According to the results from the annual PayProp State of the Rental Industry survey, over 50% of participants said finding good tenants in the current market is their biggest challenge.
In a recent follow-up report, the quarterly PayProp Rental Index for Q1 2021, the company uses credit metrics to identify and analyse different tenant risk levels to further help agents be more informed when choosing prospective tenants. As Smuts says, “In a market where everyone is struggling to find good tenants, it pays to know what to look for!”
Smuts says that minimum-risk tenants represented almost 40% of the credit checks done through PayProp in Q1 2021 – slightly higher even than in Q1 2020. More than 60% of tenants fall into the combined minimum- and low-risk categories, while only a quarter were labelled as high-risk. “While this seems counterintuitive, it could be that high-risk tenants fall out of the vetting process even before a credit check is done.”
Smuts explains that minimum-risk tenants tend to have higher incomes than those in other categories, and by quite a margin. “In Q1, this group had an average monthly net income of close to R42,000 – almost R8,000 higher than low-risk tenants, and more than R15,000 more than high-risk tenants.
2. CPA and NLR accounts
Tenants across all risk categories have between 9 and 11 Credit Provider Association (CPA) accounts and National Loan Register (NLR) accounts.
Smuts says there is a fundamental difference between the two, with CPA accounts regarded as ‘good’ debt and NLR credit as ‘bad’ debt on credit checks. “You can expect a prospective tenant to have several CPA accounts, including things like insurance, mobile phone contracts, retail stores and vehicle finance,” she says.
“NLR accounts, on the other hand, are the ones you don’t want to see on a credit check. These include short-term loans from micro-lenders, usually with very high interest rates. A higher number of bad debt accounts can be indicative of a prospective tenant having needed additional funds to make it through the month or not qualifying for credit from other providers, both of which are warning signs.”
3. Major delinquencies
Unsurprisingly, high-risk tenants had more major delinquencies against them than other groups, at 41% of the tenant survey base compared to 25% of medium-risk tenants. A major delinquency can include various types of negative entries on an applicant’s credit record, such as judgements, notices, adverse accounts, etc. Less than 1% of minimum-risk tenants had a major delinquency against their name.
Riskier tenants tend to have a higher debt-to-income ratio than lower-risk ones, meaning they spend a higher percentage of their monthly income on debt repayments each month.
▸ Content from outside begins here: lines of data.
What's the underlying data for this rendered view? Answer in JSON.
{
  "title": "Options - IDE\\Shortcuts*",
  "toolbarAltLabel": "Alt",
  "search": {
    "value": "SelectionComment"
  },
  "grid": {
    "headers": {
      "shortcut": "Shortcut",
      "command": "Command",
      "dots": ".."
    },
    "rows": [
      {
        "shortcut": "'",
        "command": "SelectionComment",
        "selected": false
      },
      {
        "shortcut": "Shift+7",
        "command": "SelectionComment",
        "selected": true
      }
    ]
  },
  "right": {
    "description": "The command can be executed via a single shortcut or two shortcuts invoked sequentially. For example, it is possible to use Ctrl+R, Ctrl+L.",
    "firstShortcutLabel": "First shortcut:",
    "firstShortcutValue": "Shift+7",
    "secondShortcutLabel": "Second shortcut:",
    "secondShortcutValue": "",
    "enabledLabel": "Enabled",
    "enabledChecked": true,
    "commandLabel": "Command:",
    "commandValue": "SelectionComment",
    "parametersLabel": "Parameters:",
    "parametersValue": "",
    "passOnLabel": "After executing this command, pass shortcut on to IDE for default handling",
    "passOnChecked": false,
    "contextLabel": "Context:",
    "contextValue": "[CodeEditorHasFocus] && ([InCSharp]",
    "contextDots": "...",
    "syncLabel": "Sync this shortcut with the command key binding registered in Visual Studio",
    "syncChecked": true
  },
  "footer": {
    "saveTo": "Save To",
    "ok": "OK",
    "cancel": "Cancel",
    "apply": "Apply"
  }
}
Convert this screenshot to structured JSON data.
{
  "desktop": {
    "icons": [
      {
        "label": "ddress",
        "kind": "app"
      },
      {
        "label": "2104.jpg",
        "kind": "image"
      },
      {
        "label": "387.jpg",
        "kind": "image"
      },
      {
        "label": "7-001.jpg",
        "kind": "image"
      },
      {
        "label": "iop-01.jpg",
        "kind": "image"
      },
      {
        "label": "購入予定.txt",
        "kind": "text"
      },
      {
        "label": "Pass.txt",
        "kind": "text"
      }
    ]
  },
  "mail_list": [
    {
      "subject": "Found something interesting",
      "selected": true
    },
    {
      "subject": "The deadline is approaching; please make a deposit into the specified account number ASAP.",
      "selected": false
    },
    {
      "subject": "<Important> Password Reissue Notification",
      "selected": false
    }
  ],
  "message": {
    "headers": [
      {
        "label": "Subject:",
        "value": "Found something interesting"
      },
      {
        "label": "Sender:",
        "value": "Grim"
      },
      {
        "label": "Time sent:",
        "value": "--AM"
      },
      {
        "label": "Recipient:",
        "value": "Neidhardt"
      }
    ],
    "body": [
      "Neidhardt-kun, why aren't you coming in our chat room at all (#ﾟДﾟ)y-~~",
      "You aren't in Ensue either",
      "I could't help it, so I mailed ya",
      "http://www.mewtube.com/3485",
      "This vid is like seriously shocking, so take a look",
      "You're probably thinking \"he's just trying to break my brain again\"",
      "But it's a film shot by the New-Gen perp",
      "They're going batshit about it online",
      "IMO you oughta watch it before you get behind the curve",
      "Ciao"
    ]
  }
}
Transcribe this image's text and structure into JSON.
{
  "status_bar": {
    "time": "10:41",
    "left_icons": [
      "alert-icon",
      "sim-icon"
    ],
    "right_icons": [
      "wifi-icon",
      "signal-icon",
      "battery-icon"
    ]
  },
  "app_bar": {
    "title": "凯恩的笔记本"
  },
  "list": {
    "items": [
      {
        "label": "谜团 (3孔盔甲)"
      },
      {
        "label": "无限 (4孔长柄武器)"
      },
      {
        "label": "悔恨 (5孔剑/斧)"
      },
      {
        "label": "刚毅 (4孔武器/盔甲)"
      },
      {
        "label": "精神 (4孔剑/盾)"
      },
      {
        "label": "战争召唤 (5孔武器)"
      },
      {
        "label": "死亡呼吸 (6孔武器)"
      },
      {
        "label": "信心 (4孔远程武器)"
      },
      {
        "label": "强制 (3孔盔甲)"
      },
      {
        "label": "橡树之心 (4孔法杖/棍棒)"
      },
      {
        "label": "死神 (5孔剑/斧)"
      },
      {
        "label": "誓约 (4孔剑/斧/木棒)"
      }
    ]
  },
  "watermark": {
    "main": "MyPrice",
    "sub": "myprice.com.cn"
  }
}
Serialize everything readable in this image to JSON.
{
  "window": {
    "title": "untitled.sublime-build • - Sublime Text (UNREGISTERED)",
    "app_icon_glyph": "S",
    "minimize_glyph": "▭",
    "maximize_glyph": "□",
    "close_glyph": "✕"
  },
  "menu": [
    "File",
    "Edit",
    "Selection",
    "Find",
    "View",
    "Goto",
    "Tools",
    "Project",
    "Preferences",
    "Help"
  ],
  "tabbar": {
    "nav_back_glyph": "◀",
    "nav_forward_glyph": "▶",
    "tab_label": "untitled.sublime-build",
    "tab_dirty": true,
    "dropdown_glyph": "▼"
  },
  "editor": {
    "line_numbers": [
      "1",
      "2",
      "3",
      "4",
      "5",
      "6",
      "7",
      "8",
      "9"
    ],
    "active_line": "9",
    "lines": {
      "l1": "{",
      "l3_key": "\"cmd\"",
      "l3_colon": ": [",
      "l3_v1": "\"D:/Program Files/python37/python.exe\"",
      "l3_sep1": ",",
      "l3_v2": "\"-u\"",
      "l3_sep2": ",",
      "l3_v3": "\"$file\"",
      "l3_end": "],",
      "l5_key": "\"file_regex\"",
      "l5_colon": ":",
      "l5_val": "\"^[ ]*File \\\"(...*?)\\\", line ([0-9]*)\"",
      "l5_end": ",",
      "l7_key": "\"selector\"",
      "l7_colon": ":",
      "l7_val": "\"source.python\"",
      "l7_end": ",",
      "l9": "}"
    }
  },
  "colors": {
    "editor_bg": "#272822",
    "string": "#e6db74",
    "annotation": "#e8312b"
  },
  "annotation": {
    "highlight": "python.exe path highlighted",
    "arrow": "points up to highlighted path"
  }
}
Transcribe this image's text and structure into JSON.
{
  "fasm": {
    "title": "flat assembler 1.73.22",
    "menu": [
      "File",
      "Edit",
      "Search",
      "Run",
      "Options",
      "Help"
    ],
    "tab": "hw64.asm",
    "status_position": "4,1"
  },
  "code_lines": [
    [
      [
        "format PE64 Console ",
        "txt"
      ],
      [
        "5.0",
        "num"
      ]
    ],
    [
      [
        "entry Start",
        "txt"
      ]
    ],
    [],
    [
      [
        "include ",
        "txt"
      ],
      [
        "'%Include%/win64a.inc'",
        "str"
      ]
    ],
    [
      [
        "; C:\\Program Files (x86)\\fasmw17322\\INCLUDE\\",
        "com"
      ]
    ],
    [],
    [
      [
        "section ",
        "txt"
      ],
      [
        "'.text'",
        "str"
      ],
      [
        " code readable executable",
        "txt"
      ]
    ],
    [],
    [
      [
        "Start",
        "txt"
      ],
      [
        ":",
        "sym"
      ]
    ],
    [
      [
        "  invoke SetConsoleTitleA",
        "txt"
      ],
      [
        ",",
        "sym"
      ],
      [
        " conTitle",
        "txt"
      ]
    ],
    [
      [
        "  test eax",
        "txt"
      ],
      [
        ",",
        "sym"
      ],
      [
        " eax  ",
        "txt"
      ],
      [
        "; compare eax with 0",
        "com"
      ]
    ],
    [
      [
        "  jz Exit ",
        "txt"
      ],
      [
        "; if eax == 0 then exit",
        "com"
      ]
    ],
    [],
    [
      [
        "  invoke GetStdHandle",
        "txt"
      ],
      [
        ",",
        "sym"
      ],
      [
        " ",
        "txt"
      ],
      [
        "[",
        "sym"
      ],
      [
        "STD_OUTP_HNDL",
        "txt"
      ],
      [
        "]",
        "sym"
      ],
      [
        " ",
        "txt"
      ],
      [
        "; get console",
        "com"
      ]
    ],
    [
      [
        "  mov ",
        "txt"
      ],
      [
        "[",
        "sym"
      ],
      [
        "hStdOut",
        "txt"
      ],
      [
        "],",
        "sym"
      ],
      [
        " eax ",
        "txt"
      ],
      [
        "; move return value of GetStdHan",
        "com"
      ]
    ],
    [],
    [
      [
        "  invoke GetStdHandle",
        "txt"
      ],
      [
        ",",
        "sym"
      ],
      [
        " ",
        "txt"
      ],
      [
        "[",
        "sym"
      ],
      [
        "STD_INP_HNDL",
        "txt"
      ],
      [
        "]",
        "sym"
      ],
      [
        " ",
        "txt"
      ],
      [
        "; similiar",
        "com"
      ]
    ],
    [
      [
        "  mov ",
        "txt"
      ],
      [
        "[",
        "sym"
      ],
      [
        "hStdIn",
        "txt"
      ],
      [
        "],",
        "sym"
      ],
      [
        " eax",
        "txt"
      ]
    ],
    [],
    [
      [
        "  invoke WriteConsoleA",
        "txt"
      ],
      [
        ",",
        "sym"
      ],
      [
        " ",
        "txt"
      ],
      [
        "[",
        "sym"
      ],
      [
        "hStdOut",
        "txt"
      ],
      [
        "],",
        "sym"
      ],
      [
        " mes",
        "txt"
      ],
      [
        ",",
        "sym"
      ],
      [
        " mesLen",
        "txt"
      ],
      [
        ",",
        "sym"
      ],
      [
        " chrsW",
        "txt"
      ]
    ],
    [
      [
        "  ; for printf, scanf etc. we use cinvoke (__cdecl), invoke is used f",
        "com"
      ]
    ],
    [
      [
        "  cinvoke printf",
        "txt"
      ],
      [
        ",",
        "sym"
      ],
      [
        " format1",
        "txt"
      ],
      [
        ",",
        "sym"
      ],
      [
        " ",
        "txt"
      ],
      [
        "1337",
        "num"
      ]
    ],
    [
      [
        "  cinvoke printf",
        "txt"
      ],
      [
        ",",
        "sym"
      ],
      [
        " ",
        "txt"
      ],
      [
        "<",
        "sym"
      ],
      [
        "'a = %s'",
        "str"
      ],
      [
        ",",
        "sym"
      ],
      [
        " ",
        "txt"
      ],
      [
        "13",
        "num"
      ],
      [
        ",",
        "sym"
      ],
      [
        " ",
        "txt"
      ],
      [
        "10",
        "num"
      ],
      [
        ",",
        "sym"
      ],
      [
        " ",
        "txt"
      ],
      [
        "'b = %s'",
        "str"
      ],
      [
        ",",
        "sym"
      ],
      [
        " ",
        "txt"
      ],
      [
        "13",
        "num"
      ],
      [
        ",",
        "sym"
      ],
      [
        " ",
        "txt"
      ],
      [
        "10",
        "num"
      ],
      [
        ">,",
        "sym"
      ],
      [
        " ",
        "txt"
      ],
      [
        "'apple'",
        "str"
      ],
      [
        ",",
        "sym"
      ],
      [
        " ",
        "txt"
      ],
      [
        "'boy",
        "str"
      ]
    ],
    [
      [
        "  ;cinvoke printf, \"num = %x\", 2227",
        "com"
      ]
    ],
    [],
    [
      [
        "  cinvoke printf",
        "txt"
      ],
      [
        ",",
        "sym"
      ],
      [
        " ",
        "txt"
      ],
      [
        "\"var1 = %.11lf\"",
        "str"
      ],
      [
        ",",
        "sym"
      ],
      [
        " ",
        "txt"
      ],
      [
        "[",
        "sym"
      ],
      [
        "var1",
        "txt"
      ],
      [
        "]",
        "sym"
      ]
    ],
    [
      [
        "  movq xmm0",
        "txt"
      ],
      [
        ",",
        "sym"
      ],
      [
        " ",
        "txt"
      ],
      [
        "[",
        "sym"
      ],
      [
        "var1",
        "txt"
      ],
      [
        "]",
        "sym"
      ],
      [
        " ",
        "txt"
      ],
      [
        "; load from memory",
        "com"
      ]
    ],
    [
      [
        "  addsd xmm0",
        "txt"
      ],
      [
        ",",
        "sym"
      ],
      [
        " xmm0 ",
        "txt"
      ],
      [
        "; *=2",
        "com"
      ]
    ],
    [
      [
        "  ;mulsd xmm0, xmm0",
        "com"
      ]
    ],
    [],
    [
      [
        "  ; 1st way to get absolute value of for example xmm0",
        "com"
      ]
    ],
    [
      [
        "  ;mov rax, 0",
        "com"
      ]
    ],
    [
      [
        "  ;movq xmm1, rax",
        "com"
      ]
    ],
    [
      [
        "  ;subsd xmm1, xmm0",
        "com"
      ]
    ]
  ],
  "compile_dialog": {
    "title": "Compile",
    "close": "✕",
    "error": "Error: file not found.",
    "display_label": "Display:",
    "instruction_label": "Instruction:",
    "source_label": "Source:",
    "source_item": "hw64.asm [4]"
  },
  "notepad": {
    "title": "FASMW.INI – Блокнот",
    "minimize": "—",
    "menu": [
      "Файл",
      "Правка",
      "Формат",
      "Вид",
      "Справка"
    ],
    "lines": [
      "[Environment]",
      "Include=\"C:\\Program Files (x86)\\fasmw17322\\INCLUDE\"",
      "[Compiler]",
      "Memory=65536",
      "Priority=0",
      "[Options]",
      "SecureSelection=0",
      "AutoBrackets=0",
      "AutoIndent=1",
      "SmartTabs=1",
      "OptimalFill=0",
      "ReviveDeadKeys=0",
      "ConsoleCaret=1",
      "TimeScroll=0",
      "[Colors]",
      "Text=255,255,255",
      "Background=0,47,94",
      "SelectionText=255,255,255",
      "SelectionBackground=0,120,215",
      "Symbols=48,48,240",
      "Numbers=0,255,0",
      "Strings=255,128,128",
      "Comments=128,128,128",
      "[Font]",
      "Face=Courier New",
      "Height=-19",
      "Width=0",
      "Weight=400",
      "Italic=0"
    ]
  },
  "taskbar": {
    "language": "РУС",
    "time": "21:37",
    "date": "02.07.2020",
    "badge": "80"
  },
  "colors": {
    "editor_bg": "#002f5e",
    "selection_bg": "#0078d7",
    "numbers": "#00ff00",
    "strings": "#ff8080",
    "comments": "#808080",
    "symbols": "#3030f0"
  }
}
High-risk tenants both have a higher debt-to-income ratio (on average 47% in Q1) and spend smaller amounts on their debt repayments. The average high-risk tenant spent just over R12,500 a month on debt and other financial obligations, compared to minimum risk tenants, who spent almost R15,000 a month on repaying a lower average debt burden faster (25% of their income).
5. Credit score
Since tenants are placed into risk categories based on their credit score, minimum-risk tenants have higher (better) average credit scores than higher-risk tenants. The difference between the two is almost 100 points (690 vs 592).
Smuts says that in this time of economic difficulty, exacerbated by Covid-19 and tenants exiting the market, agents are well advised to have robust tenant selection partnerships in place.